In the second half, the scene begins again almost identically, only this time the dialogues are intercut with the movements of the Janáček quartet. After the first movement, the situation diverges with the woman firmly rejecting the declaration of the musician's feelings, though regretting that her sense of propriety forces her to lose the musician as a friend. He persuades her to continue with the planned concert performance for which they are practising, as to call it off would only confirm the husband's suspicions, and she agrees. Between the second and third movements there is a scene in which the tension between the man and the woman renders both small talk and effusive compliments equally fraught with awkward double meanings. Between the third and fourth movements the musician visits the house to upbraid the wife for not answering his letters. She is disparagingly matter-of-fact about this, pointing out firstly that no-one replies to thank you letters (which is what his first was), and secondly that if he wants to record all his impressions, he should keep a diary like other people. At this point the husband returns and can only draw the same conclusion as before - even though the situation is completely different.

This was a delightful evening in which the richness of the music was enhanced by the domestic dramas enfolding it, while the intensity of the emotions of the Woman and the Man was given emphasis by the excellent musical performances.
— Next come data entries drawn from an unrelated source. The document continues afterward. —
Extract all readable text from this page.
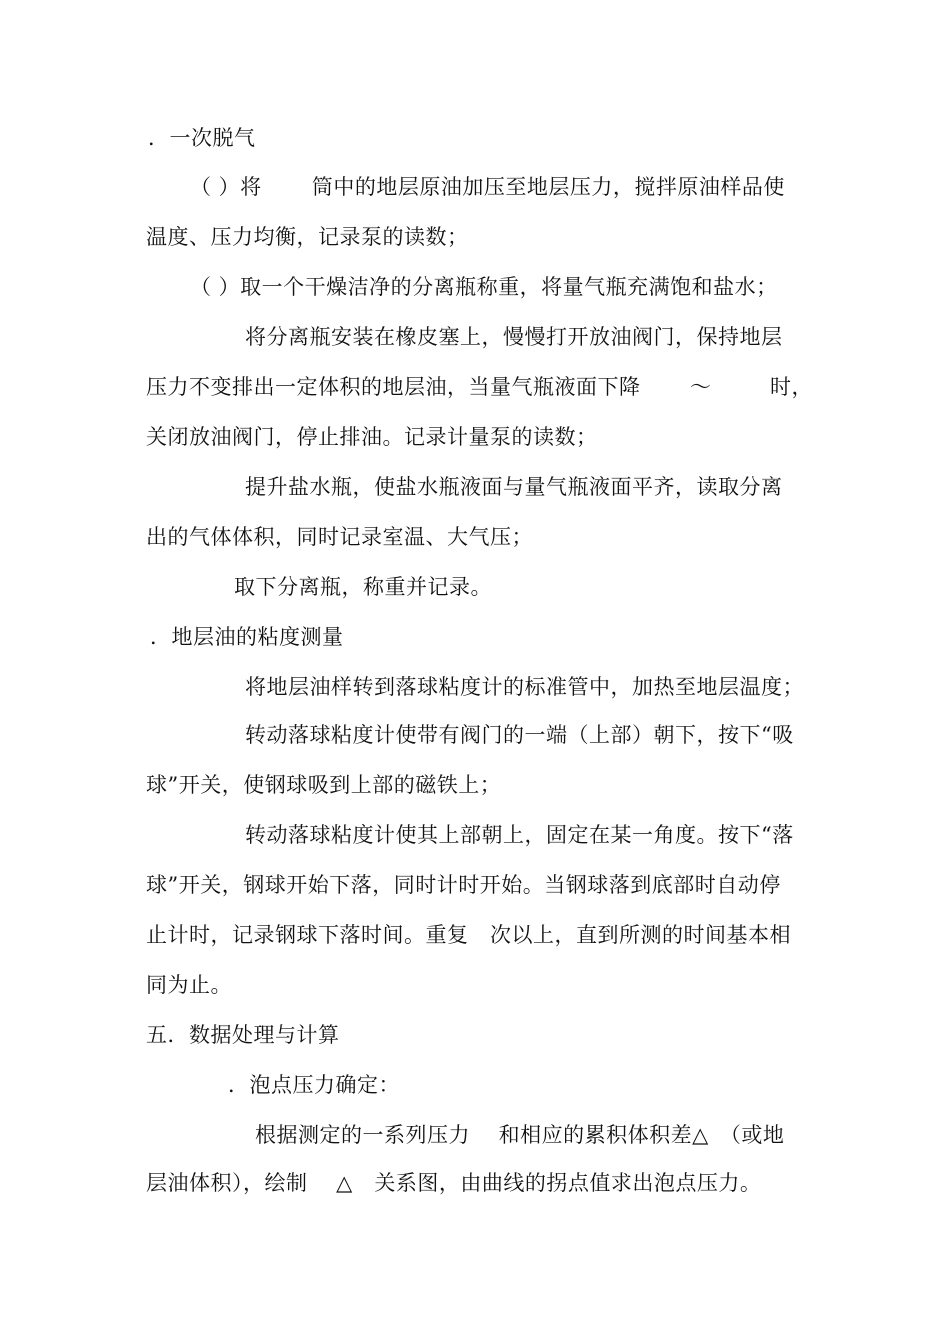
．一次脱气
（ ）将　　 筒中的地层原油加压至地层压力，搅拌原油样品使
温度、压力均衡，记录泵的读数；
（ ）取一个干燥洁净的分离瓶称重，将量气瓶充满饱和盐水；
将分离瓶安装在橡皮塞上，慢慢打开放油阀门，保持地层
压力不变排出一定体积的地层油，当量气瓶液面下降 ～	时，
关闭放油阀门，停止排油。记录计量泵的读数；
提升盐水瓶，使盐水瓶液面与量气瓶液面平齐，读取分离
出的气体体积，同时记录室温、大气压；
取下分离瓶，称重并记录。
．地层油的粘度测量
将地层油样转到落球粘度计的标准管中，加热至地层温度；
转动落球粘度计使带有阀门的一端（上部）朝下，按下“吸
球”开关，使钢球吸到上部的磁铁上；
转动落球粘度计使其上部朝上，固定在某一角度。按下“落
球”开关，钢球开始下落，同时计时开始。当钢球落到底部时自动停
止计时，记录钢球下落时间。重复　次以上，直到所测的时间基本相
同为止。
五．数据处理与计算
．泡点压力确定：
根据测定的一系列压力　 和相应的累积体积差△　（或地
层油体积），绘制　 △　关系图，由曲线的拐点值求出泡点压力。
The two actors merely circled round the instruments on the small stage, or, in the fatal bedroom scene of the first half, the Man simply stood on a chair immobilised, to signify that he was languishing in bed but suddenly appalled by the realisation that the Woman was not as 'pure' as he had imagined - a terrific skewering of the double standards of the nineteenth century (and of the twentieth, and doubtless the twenty-first as well). This imaginative solution to blending the dialogues with the musical performances was entirely successful.

It is a pity that there are only two performances.